Stop me if you've heard this before.
Woman hired into a top-level position for a job with heavy racial focus is let go after people protest whether said woman is, in fact, being truthful about her race.
On Thursday, Dartmouth announced that newly hired Native American Program Director Susan Taffe Reed, who claimed she was part Native American and European, would no longer be in that position after several Native American tribes and Dartmouth alumni questioned her ancestry and tribal affiliation, the Valley News reports.
According to the news site, Reed claimed she was president of the Eastern Delaware Nations and, the Wall Street Journal notes, that one of her roles at the Ivy League college was to have used her position to help Native American students adjust to college life.
On Sept. 11, Dartmouth announced Reed's new position. Tribal officials and Dartmouth alumni immediately began protesting and questioning Reed's qualifications, noting that Eastern Delaware Nations is a nonprofit group that acknowledges it isn't a tribe, and saying that Reed was misrepresenting herself as part American Indian.
"I personally have no problem with a non-Indian getting the job on her own merits," Keely Squirrel Denning, a Shawnee tribe member, told the Valley News. Denning researched Reed's origins and told the news site that her grandparents were part of the Eastern Delaware Nations but that they appear to be Irish immigrants.
Denning called Reed's misrepresentation a "slap in the face," the Valley News reports.
According to the Wall Street Journal, many Native American Dartmouth alumni consider the Eastern Delaware Nations to be a group of "pretendians," made up of many members who are not affiliated with any tribes.
"They basically just formed their own nation and have been playing this role-playing game ever since," Jacqueline Keeler, a Native American Dartmouth graduate, told the Journal.
Reed stood firm on her racial identity, telling the Journal that she is part Native American and that she never misrepresented herself, although the newspaper notes that she didn't answer when asked which tribe is her family.

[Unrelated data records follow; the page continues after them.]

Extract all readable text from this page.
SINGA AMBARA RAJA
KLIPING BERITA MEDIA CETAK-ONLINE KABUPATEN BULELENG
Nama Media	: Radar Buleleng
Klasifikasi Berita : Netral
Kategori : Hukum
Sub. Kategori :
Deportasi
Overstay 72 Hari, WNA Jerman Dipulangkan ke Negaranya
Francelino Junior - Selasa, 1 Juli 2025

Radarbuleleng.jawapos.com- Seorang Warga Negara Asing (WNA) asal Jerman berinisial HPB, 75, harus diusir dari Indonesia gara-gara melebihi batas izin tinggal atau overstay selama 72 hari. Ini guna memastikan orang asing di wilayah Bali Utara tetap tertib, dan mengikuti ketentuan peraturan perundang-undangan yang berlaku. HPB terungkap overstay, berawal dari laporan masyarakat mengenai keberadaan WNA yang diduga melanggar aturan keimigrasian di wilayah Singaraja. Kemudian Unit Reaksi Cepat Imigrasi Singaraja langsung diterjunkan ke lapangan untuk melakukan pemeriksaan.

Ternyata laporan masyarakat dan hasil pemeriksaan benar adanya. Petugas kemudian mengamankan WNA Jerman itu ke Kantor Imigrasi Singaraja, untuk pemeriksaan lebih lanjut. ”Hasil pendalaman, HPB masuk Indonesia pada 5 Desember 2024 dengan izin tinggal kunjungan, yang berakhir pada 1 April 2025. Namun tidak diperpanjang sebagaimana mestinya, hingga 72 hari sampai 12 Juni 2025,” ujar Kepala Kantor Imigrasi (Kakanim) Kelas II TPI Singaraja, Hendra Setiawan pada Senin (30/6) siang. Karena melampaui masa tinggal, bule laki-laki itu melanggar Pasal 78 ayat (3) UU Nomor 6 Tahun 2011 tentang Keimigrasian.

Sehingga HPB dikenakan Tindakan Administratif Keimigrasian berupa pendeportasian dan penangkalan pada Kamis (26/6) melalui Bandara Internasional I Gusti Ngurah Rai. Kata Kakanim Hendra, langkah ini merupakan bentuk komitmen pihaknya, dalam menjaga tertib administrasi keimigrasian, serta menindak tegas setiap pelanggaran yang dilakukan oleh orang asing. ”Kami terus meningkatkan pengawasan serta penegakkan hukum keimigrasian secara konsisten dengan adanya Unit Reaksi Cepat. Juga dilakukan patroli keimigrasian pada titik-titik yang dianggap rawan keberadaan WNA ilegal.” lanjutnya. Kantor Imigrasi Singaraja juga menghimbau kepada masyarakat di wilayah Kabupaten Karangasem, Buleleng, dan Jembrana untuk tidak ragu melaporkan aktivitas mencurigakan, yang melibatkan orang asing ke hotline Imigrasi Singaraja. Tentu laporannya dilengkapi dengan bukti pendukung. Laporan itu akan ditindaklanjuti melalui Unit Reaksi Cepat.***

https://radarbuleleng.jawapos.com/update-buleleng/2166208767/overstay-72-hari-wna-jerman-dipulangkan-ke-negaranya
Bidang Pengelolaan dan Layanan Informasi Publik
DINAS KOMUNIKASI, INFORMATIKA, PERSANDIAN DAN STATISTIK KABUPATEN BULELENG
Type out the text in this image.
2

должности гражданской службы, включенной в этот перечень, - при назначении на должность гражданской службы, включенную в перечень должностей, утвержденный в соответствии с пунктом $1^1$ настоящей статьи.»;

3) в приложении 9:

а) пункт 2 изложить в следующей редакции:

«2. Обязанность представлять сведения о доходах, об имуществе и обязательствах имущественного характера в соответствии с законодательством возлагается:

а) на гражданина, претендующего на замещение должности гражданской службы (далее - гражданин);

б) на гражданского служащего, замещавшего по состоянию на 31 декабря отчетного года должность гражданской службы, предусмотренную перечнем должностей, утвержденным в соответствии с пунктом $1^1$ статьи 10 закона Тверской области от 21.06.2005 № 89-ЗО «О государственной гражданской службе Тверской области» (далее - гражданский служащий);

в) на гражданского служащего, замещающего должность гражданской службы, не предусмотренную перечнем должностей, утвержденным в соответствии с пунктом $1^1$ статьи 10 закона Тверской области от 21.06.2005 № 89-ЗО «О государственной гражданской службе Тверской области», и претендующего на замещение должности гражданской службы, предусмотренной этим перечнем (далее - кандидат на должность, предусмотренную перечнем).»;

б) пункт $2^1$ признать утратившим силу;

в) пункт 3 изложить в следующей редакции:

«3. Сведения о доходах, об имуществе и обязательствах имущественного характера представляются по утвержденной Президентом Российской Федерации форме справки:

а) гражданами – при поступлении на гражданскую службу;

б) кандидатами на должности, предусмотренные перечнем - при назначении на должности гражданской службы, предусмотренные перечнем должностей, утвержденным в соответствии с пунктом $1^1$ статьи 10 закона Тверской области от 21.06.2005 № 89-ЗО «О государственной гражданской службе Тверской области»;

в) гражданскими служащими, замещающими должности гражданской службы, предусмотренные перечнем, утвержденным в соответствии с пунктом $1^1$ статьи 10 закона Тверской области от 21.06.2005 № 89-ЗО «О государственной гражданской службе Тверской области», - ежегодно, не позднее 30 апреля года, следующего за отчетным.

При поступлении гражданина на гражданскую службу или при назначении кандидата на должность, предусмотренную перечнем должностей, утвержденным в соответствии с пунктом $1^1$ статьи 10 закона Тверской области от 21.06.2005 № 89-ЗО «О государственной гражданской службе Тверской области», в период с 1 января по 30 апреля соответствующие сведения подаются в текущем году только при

"My Native and non-Native family members raised me to know about my ancestry, including our family's oral history and traditions that have been passed down for generations," she said in an email to the Journal. "I have participated in Native American ceremonies and powwow dancing since I was a little girl."
On Thursday a college spokeswoman told the Valley News regarding Reed that "the distraction around her appointment prevents her from effectively serving in this role. It does not prevent her from contributing to Dartmouth in other ways, and we are currently exploring opportunities with her."